Concernant le rapport raisonnable de proportionnalité entre les moyens employés et le but légitime visé, la France disposait d’une large marge d’appréciation pour déterminer si et dans quelle mesure il était justifié d’opérer une distinction, s’agissant des modalités d’accès à la nationalité française, entre les enfants mineurs de personnes qui relevaient du statut civil de droit local selon la date de leur naissance, avant ou après l’accession de l’Algérie à l’indépendance. Cette distinction était à l’époque en adéquation avec le but légitime poursuivi dès lors que la question du maintien de leurs parents dans la nationalité française se posait précisément en raison et dans le contexte de l’accession de l’Algérie à l’indépendance.

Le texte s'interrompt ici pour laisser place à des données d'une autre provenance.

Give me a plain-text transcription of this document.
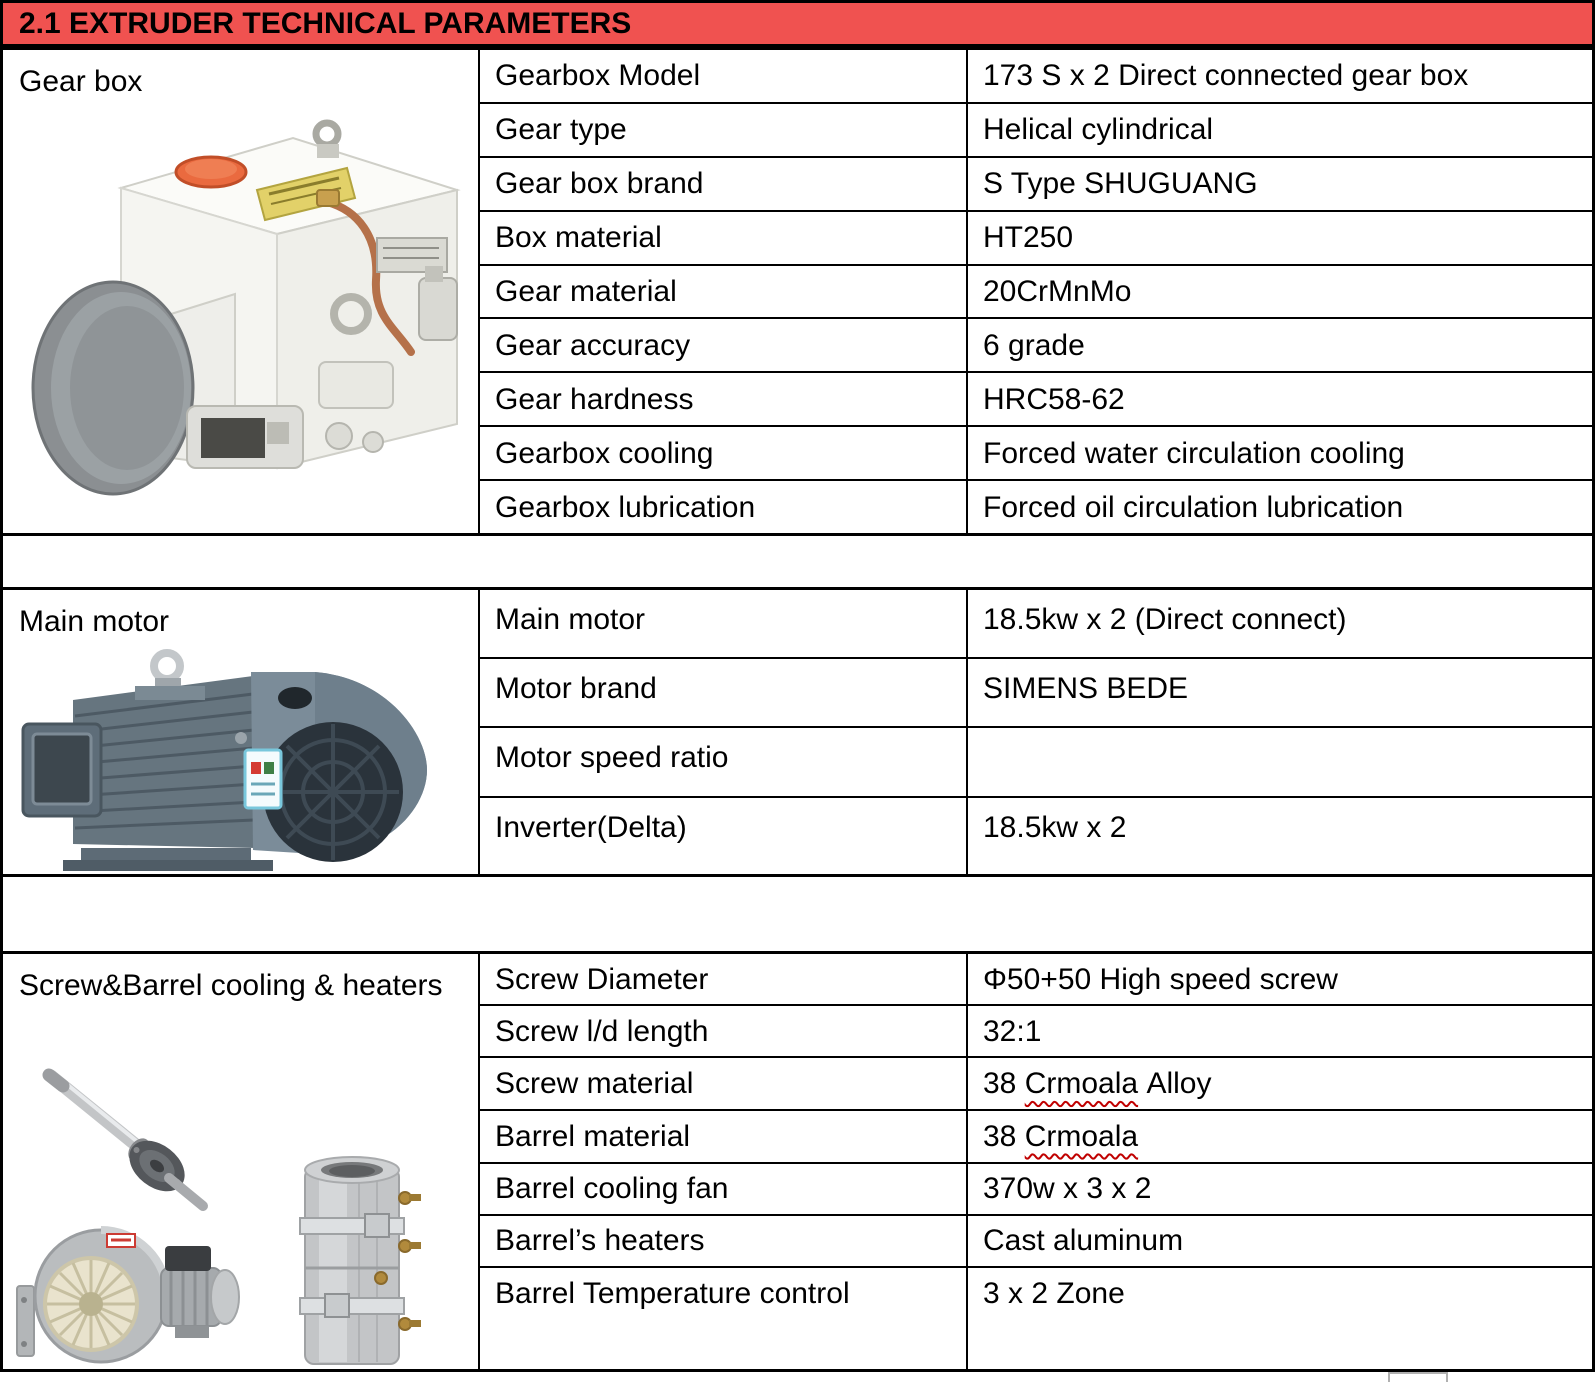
2.1 EXTRUDER TECHNICAL PARAMETERS
Gear box	Gearbox Model	173 S x 2 Direct connected gear box
Gear type	Helical cylindrical
Gear box brand	S Type SHUGUANG
Box material	HT250
Gear material	20CrMnMo
Gear accuracy	6 grade
Gear hardness	HRC58-62
Gearbox cooling	Forced water circulation cooling
Gearbox lubrication	Forced oil circulation lubrication
Main motor	Main motor	18.5kw x 2 (Direct connect)
Motor brand	SIMENS BEDE
Motor speed ratio
Inverter(Delta)	18.5kw x 2
Screw&Barrel cooling & heaters	Screw Diameter	Φ50+50 High speed screw
Screw l/d length	32:1
Screw material	38 Crmoala Alloy
Barrel material	38 Crmoala
Barrel cooling fan	370w x 3 x 2
Barrel’s heaters	Cast aluminum
Barrel Temperature control	3 x 2 Zone
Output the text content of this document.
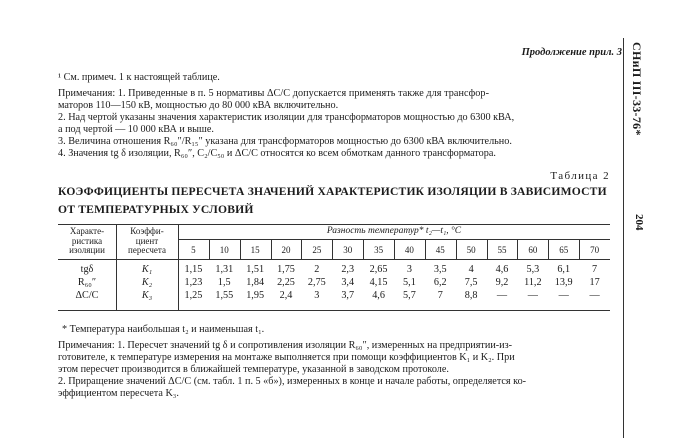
Продолжение прил. 3 СНиП III-33-76*
204
¹ См. примеч. 1 к настоящей таблице.
Примечания: 1. Приведенные в п. 5 нормативы ΔC/C допускается применять также для трансфор-
маторов 110—150 кВ, мощностью до 80 000 кВА включительно.
2. Над чертой указаны значения характеристик изоляции для трансформаторов мощностью до 6300 кВА,
а под чертой — 10 000 кВА и выше.
3. Величина отношения R₆₀″/R₁₅″ указана для трансформаторов мощностью до 6300 кВА включительно.
4. Значения tg δ изоляции, R₆₀″, C₂/C₅₀ и ΔC/C относятся ко всем обмоткам данного трансформатора.
Таблица 2
КОЭФФИЦИЕНТЫ ПЕРЕСЧЕТА ЗНАЧЕНИЙ ХАРАКТЕРИСТИК ИЗОЛЯЦИИ В ЗАВИСИМОСТИ
ОТ ТЕМПЕРАТУРНЫХ УСЛОВИЙ
Характе-
ристика
изоляции
Коэффи-
циент
пересчета
Разность температур* t₂—t₁, °C
5	10	15	20	25	30	35	40	45	50	55	60	65	70
tgδ	K₁	1,15	1,31	1,51	1,75	2	2,3	2,65	3	3,5	4	4,6	5,3	6,1	7
R₆₀″	K₂	1,23	1,5	1,84	2,25	2,75	3,4	4,15	5,1	6,2	7,5	9,2	11,2	13,9	17
ΔC/C	K₃	1,25	1,55	1,95	2,4	3	3,7	4,6	5,7	7	8,8	—	—	—	—
* Температура наибольшая t₂ и наименьшая t₁.
Примечания: 1. Пересчет значений tg δ и сопротивления изоляции R₆₀″, измеренных на предприятии-из-
готовителе, к температуре измерения на монтаже выполняется при помощи коэффициентов K₁ и K₂. При
этом пересчет производится в ближайшей температуре, указанной в заводском протоколе.
2. Приращение значений ΔC/C (см. табл. 1 п. 5 «б»), измеренных в конце и начале работы, определяется ко-
эффициентом пересчета K₃.
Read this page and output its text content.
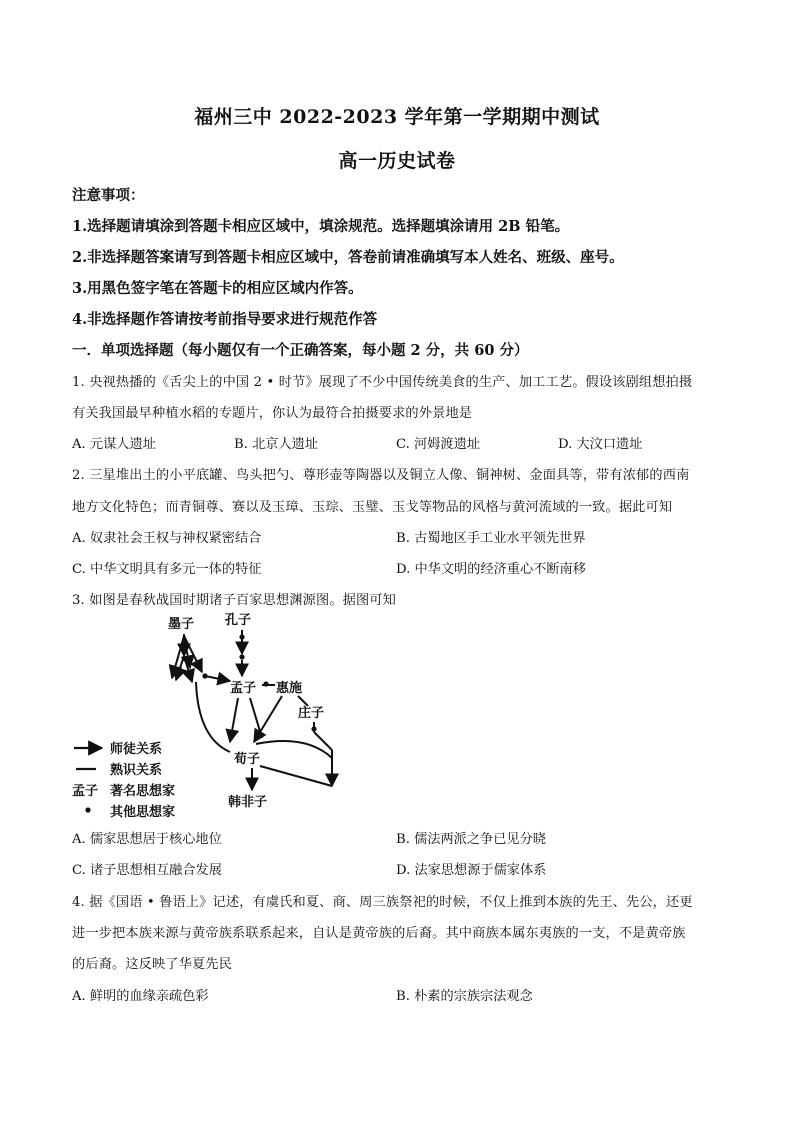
福州三中 2022-2023 学年第一学期期中测试
高一历史试卷
注意事项：
1.选择题请填涂到答题卡相应区域中，填涂规范。选择题填涂请用 2B 铅笔。
2.非选择题答案请写到答题卡相应区域中，答卷前请准确填写本人姓名、班级、座号。
3.用黑色签字笔在答题卡的相应区域内作答。
4.非选择题作答请按考前指导要求进行规范作答
一．单项选择题（每小题仅有一个正确答案，每小题 2 分，共 60 分）
1. 央视热播的《舌尖上的中国 2 • 时节》展现了不少中国传统美食的生产、加工工艺。假设该剧组想拍摄
有关我国最早种植水稻的专题片，你认为最符合拍摄要求的外景地是
A. 元谋人遗址	B. 北京人遗址	C. 河姆渡遗址	D. 大汶口遗址
2. 三星堆出土的小平底罐、鸟头把勺、尊形壶等陶器以及铜立人像、铜神树、金面具等，带有浓郁的西南
地方文化特色；而青铜尊、赛以及玉璋、玉琮、玉璧、玉戈等物品的风格与黄河流域的一致。据此可知
A. 奴隶社会王权与神权紧密结合	B. 古蜀地区手工业水平领先世界
C. 中华文明具有多元一体的特征	D. 中华文明的经济重心不断南移
3. 如图是春秋战国时期诸子百家思想渊源图。据图可知
墨子 孔子
孟子 惠施
庄子
荀子
韩非子
师徒关系
熟识关系
孟子 著名思想家
其他思想家
A. 儒家思想居于核心地位	B. 儒法两派之争已见分晓
C. 诸子思想相互融合发展	D. 法家思想源于儒家体系
4. 据《国语 • 鲁语上》记述，有虞氏和夏、商、周三族祭祀的时候，不仅上推到本族的先王、先公，还更
进一步把本族来源与黄帝族系联系起来，自认是黄帝族的后裔。其中商族本属东夷族的一支，不是黄帝族
的后裔。这反映了华夏先民
A. 鲜明的血缘亲疏色彩	B. 朴素的宗族宗法观念
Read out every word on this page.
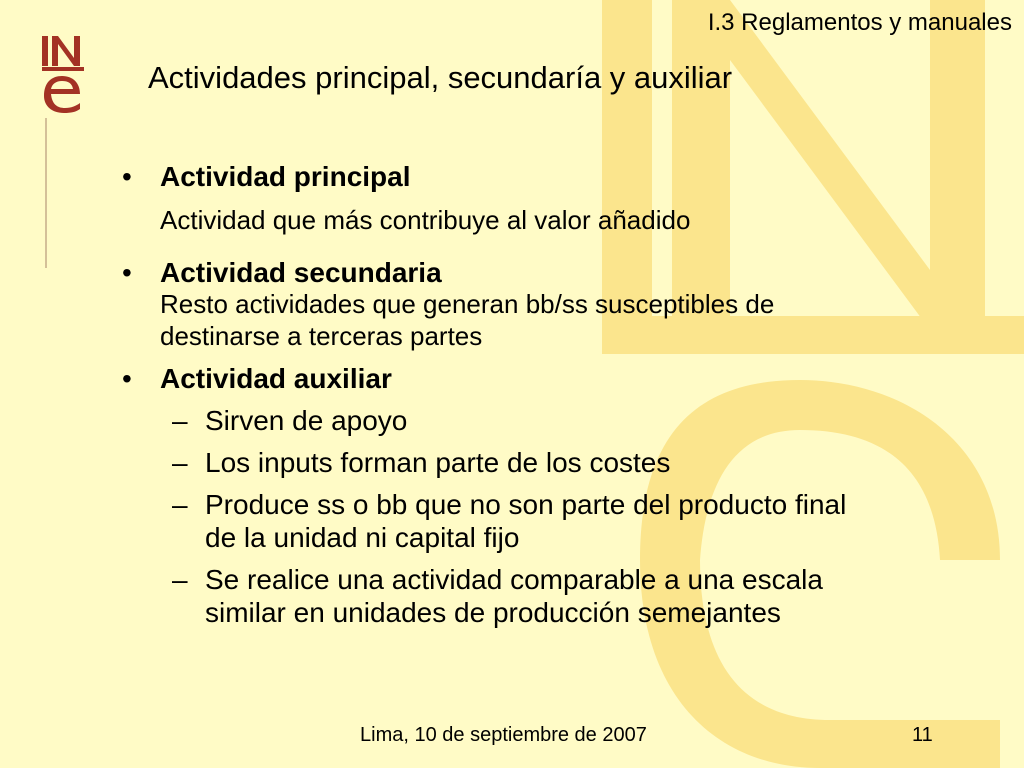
I.3 Reglamentos y manuales
Actividades principal, secundaría y auxiliar
• Actividad principal
Actividad que más contribuye al valor añadido
• Actividad secundaria
Resto actividades que generan bb/ss susceptibles de
destinarse a terceras partes
• Actividad auxiliar
– Sirven de apoyo
– Los inputs forman parte de los costes
– Produce ss o bb que no son parte del producto final
de la unidad ni capital fijo
– Se realice una actividad comparable a una escala
similar en unidades de producción semejantes
Lima, 10 de septiembre de 2007	11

Concernant l’impact sur la situation du requérant, le droit français lui offrait plusieurs moyens pour recouvrer la nationalité française : par voie de déclaration, sur le fondement de la possession d’état de Français, par voie de naturalisation, et par voie de réintégration. La troisième option, sur laquelle le ministre de la Justice, le ministre de l’Intérieur et la cour d’appel ont attiré l’attention du requérant, semble spécialement appropriée à sa situation.
Au vu des pièces du dossier, la Cour, qui relève que l’issue de cette procédure n’est pas susceptible de se heurter à une tardiveté, ne doute pas, si le requérant décidait de solliciter sa réintégration dans la nationalité française, de la particulière célérité avec laquelle les autorités nationales donneront suite à sa demande.
Certes, la possibilité de recouvrer la nationalité française ne répond pas entièrement au grief du requérant, au cœur duquel se trouve ce qu’il perçoit comme une négation rétroactive d’un élément de son identité, résultant de ce que, bien qu’il soit né Français en France et qu’il y ait été durablement identifié comme tel puisqu’il disposait d’une carte d’identité française et d’une carte d’électeur, les juridictions françaises ont retenu alors qu’il avait soixante-deux ans qu’il avait cessé d’être français à partir de l’âge de six ans.
Néanmoins, la différence de traitement entre le requérant et ses frères et sœurs ne porte pas sur le principe même de l’accès à la nationalité française mais sur les modalités de l’accès à celle-ci, ce qui relativise significativement son impact sur son droit au respect de la vie privée.
Si l’État défendeur a commis une erreur en délivrant une carte d’identité et une carte électorale à une personne qui n’avait plus la nationalité française, cette circonstance, aussi regrettable soit‑elle, et quelles qu’aient pu être ses conséquences sur le droit au respect de la vie privée du requérant, est sans incidence sur la seule question soumise à l’examen de la Cour, relative au caractère discriminatoire ou non de la différence de traitement dénoncée.
Dans ces conditions, et compte-tenu de la large marge d’appréciation dont disposait l’État défendeur, les moyens employés étaient proportionnés au but légitime visé. La différence de traitement dénoncée par le requérant, dans la jouissance du droit au respect de la vie privée, repose donc sur une justification objective et raisonnable.
Conclusion : non-violation (unanimité).